Our APIs follow the NextGen PSD2 Berlin Group standard for PSD2 XS2A.
The Berlin Group-standard covers:
- Services (AIS, PIS and PIIS)
- Technical specifications such as transport- and applicative protocols
- Authorization protocols and data formats
- Security features such as TPP identification with eIDAS certificates, data encryption etc
Read more about Berlin Group at https://www.berlin-group.org/
Exposure of APIs is performed using RESTful services.
Note: the Developer Portal is currently not available.
The Developer Portal in the test environment will be open for anyone to register. Signing up is free and is easily done. Go to the “Sign up” page in the Developer Portal and create an account by providing name, e-mail, organization and a password. We will send an activation link for you to complete your registration.
The best ways to stay informed about our Open Banking solutions is to register in the Portal, when it is open, as well as reading the information on this site and checking back here periodically. The Portal for the production environment will also be open later this year.

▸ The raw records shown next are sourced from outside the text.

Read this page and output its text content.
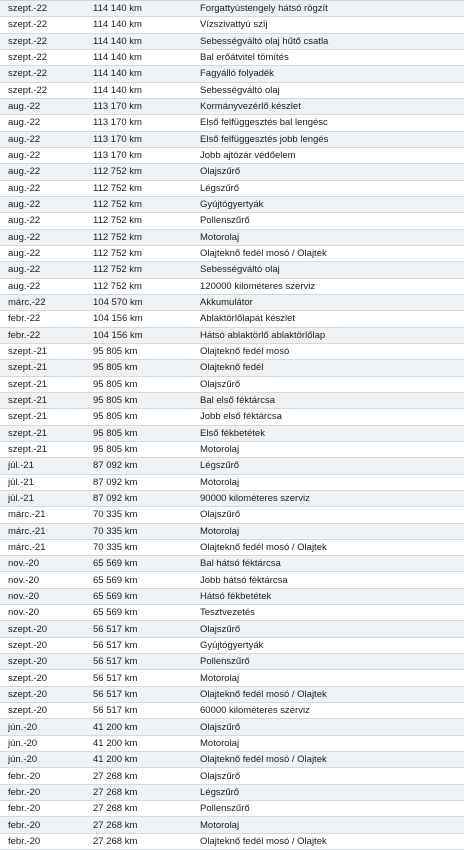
szept.-22	114 140 km	Forgattyústengely hátsó rögzít
szept.-22	114 140 km	Vízszivattyú szíj
szept.-22	114 140 km	Sebességváltó olaj hűtő csatla
szept.-22	114 140 km	Bal erőátvitel tömítés
szept.-22	114 140 km	Fagyálló folyadék
szept.-22	114 140 km	Sebességváltó olaj
aug.-22	113 170 km	Kormányvezérlő készlet
aug.-22	113 170 km	Első felfüggesztés bal lengésc
aug.-22	113 170 km	Első felfüggesztés jobb lengés
aug.-22	113 170 km	Jobb ajtózár védőelem
aug.-22	112 752 km	Olajszűrő
aug.-22	112 752 km	Légszűrő
aug.-22	112 752 km	Gyújtógyertyák
aug.-22	112 752 km	Pollenszűrő
aug.-22	112 752 km	Motorolaj
aug.-22	112 752 km	Olajteknő fedél mosó / Olajtek
aug.-22	112 752 km	Sebességváltó olaj
aug.-22	112 752 km	120000 kilométeres szerviz
márc.-22	104 570 km	Akkumulátor
febr.-22	104 156 km	Ablaktörlőlapát készlet
febr.-22	104 156 km	Hátsó ablaktörlő ablaktörlőlap
szept.-21	95 805 km	Olajteknő fedél mosó
szept.-21	95 805 km	Olajteknő fedél
szept.-21	95 805 km	Olajszűrő
szept.-21	95 805 km	Bal első féktárcsa
szept.-21	95 805 km	Jobb első féktárcsa
szept.-21	95 805 km	Első fékbetétek
szept.-21	95 805 km	Motorolaj
júl.-21	87 092 km	Légszűrő
júl.-21	87 092 km	Motorolaj
júl.-21	87 092 km	90000 kilométeres szerviz
márc.-21	70 335 km	Olajszűrő
márc.-21	70 335 km	Motorolaj
márc.-21	70 335 km	Olajteknő fedél mosó / Olajtek
nov.-20	65 569 km	Bal hátsó féktárcsa
nov.-20	65 569 km	Jobb hátsó féktárcsa
nov.-20	65 569 km	Hátsó fékbetétek
nov.-20	65 569 km	Tesztvezetés
szept.-20	56 517 km	Olajszűrő
szept.-20	56 517 km	Gyújtógyertyák
szept.-20	56 517 km	Pollenszűrő
szept.-20	56 517 km	Motorolaj
szept.-20	56 517 km	Olajteknő fedél mosó / Olajtek
szept.-20	56 517 km	60000 kilométeres szerviz
jún.-20	41 200 km	Olajszűrő
jún.-20	41 200 km	Motorolaj
jún.-20	41 200 km	Olajteknő fedél mosó / Olajtek
febr.-20	27 268 km	Olajszűrő
febr.-20	27 268 km	Légszűrő
febr.-20	27 268 km	Pollenszűrő
febr.-20	27 268 km	Motorolaj
febr.-20	27 268 km	Olajteknő fedél mosó / Olajtek
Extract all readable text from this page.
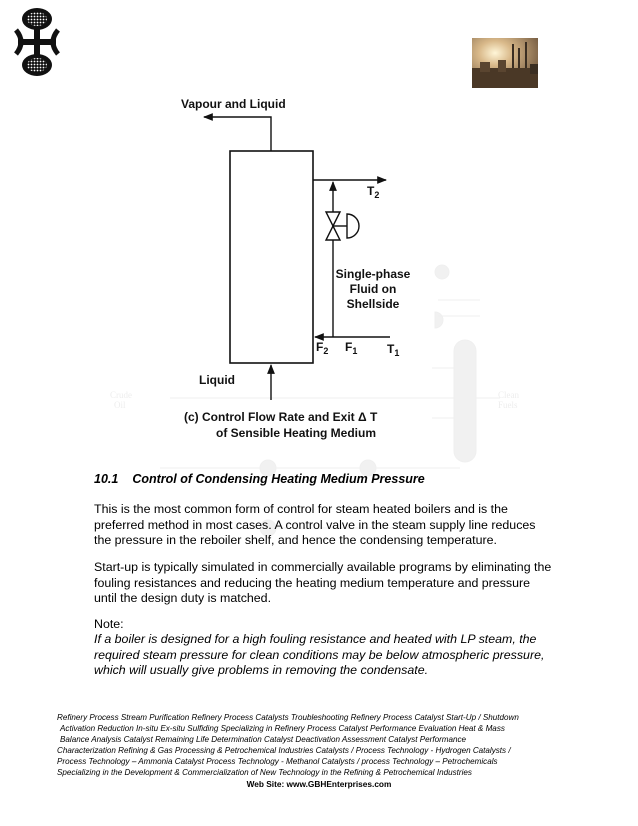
Crude
Oil
Clean
Fuels
Vapour and Liquid
$T_2$
Single-phase
Fluid on
Shellside
$F_2$ $F_1$ $T_1$
Liquid
(c) Control Flow Rate and Exit Δ T
of Sensible Heating Medium
10.1 Control of Condensing Heating Medium Pressure
This is the most common form of control for steam heated boilers and is the preferred method in most cases. A control valve in the steam supply line reduces the pressure in the reboiler shelf, and hence the condensing temperature.
Start-up is typically simulated in commercially available programs by eliminating the fouling resistances and reducing the heating medium temperature and pressure until the design duty is matched.
Note:
If a boiler is designed for a high fouling resistance and heated with LP steam, the required steam pressure for clean conditions may be below atmospheric pressure, which will usually give problems in removing the condensate.
Refinery Process Stream Purification Refinery Process Catalysts Troubleshooting Refinery Process Catalyst Start-Up / Shutdown
Activation Reduction In-situ Ex-situ Sulfiding Specializing in Refinery Process Catalyst Performance Evaluation Heat & Mass
Balance Analysis Catalyst Remaining Life Determination Catalyst Deactivation Assessment Catalyst Performance
Characterization Refining & Gas Processing & Petrochemical Industries Catalysts / Process Technology - Hydrogen Catalysts /
Process Technology – Ammonia Catalyst Process Technology - Methanol Catalysts / process Technology – Petrochemicals
Specializing in the Development & Commercialization of New Technology in the Refining & Petrochemical Industries
Web Site: www.GBHEnterprises.com
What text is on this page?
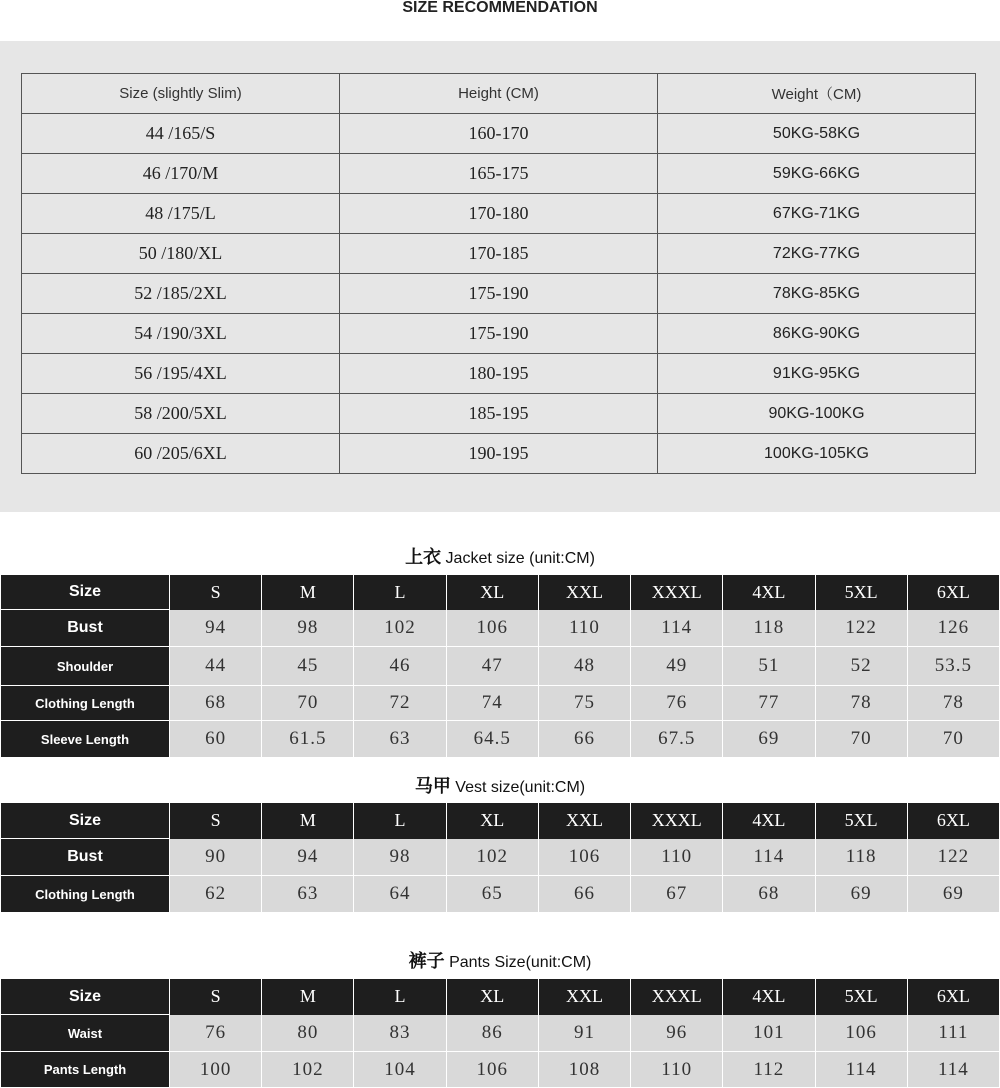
SIZE RECOMMENDATION
Size (slightly Slim)	Height (CM)	Weight（CM)
44 /165/S	160-170	50KG-58KG
46 /170/M	165-175	59KG-66KG
48 /175/L	170-180	67KG-71KG
50 /180/XL	170-185	72KG-77KG
52 /185/2XL	175-190	78KG-85KG
54 /190/3XL	175-190	86KG-90KG
56 /195/4XL	180-195	91KG-95KG
58 /200/5XL	185-195	90KG-100KG
60 /205/6XL	190-195	100KG-105KG
上衣 Jacket size (unit:CM)
Size	S	M	L	XL	XXL	XXXL	4XL	5XL	6XL
Bust	94	98	102	106	110	114	118	122	126
Shoulder	44	45	46	47	48	49	51	52	53.5
Clothing Length	68	70	72	74	75	76	77	78	78
Sleeve Length	60	61.5	63	64.5	66	67.5	69	70	70
马甲 Vest size(unit:CM)
Size	S	M	L	XL	XXL	XXXL	4XL	5XL	6XL
Bust	90	94	98	102	106	110	114	118	122
Clothing Length	62	63	64	65	66	67	68	69	69
裤子 Pants Size(unit:CM)
Size	S	M	L	XL	XXL	XXXL	4XL	5XL	6XL
Waist	76	80	83	86	91	96	101	106	111
Pants Length	100	102	104	106	108	110	112	114	114
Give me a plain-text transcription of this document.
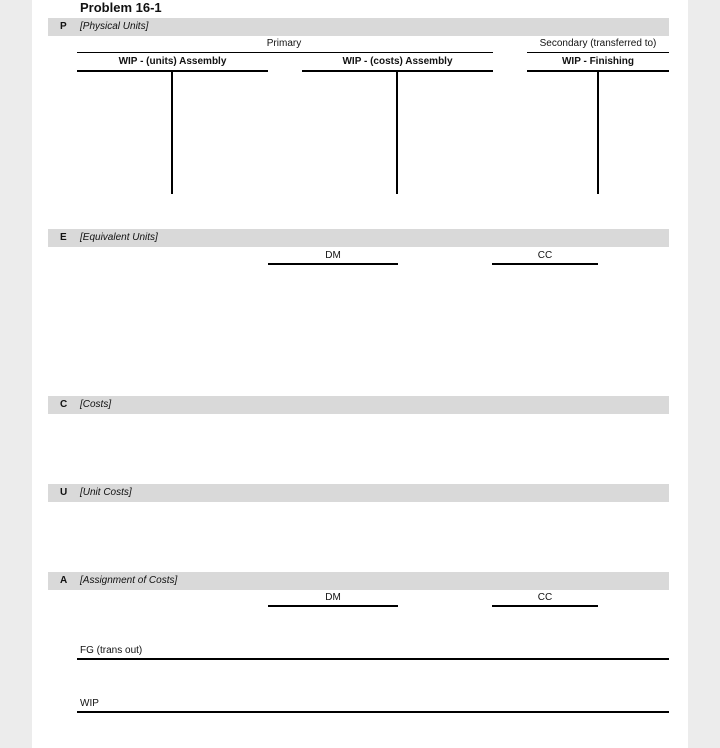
Problem 16-1
P [Physical Units]
Primary	Secondary (transferred to)
WIP - (units) Assembly	WIP - (costs) Assembly	WIP - Finishing
E [Equivalent Units]
DM	CC
C [Costs]
U [Unit Costs]
A [Assignment of Costs]
DM	CC
FG (trans out)
WIP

The Portal also contains a sandbox making it possible for consumers to get to know and test our APIs. The content of the sandbox will grow over time and potentially also change from the early versions which may result in breaking backward compatibility.
The sandbox will support some tests with mocked static data for the AIS. The PIS and PIIS will be available later. You can call the mocked services without the Portal, please view our technical documentation for details.
The AIS offers the following services:
- A list of available accounts for a given customer ID
- Transaction list for a given account
- Balances of a given account
- Account detail
- Transaction detail
In the Portal you can register your client application, which is needed to call our APIs. You can name it and later get statistics when using it. To call an API, you will need the client id and client secret which is provided by us upon registration. Keep the secret in a safe place.
Open Banking vs PSD2
Open Banking is a term used when a bank is exposing its data and functionality via APIs for others to build new services and customer experiences. PSD2 is an EU-regulation and a subset of Open Banking where payment accounts are exposed via API. TPPs can, with customer consent, fetch account statements and balances, as well as initiate payments – this is often referred to as Account Information Services (AIS) and Payment Inititiation Services (PIS). TPPs must apply and receive a permit at a local NCA (Finansinspektionen in Sweden) as an AISP or PISP to act as a TPP. A TPP must always have a customer consent before acting on behalf of the customer, signed with an SCA. SCA in Skandiabanken is the Swedish Bank ID. Banks are generally allowed to act as a TPP themselves as they are already regulated.
PSD2 is regulated and free of charge for TPPs while Open Banking is a business deal between the bank and an external partner.
If you, as an external partner TPP, are interested in Open Banking, please contact us.
Access to production environments
To access the APIs in the production environment, a TPP will need an eIDAS certificate which is issued by Qualified Trust Service Providers (QTSPs). Production environments will be available in June 2019.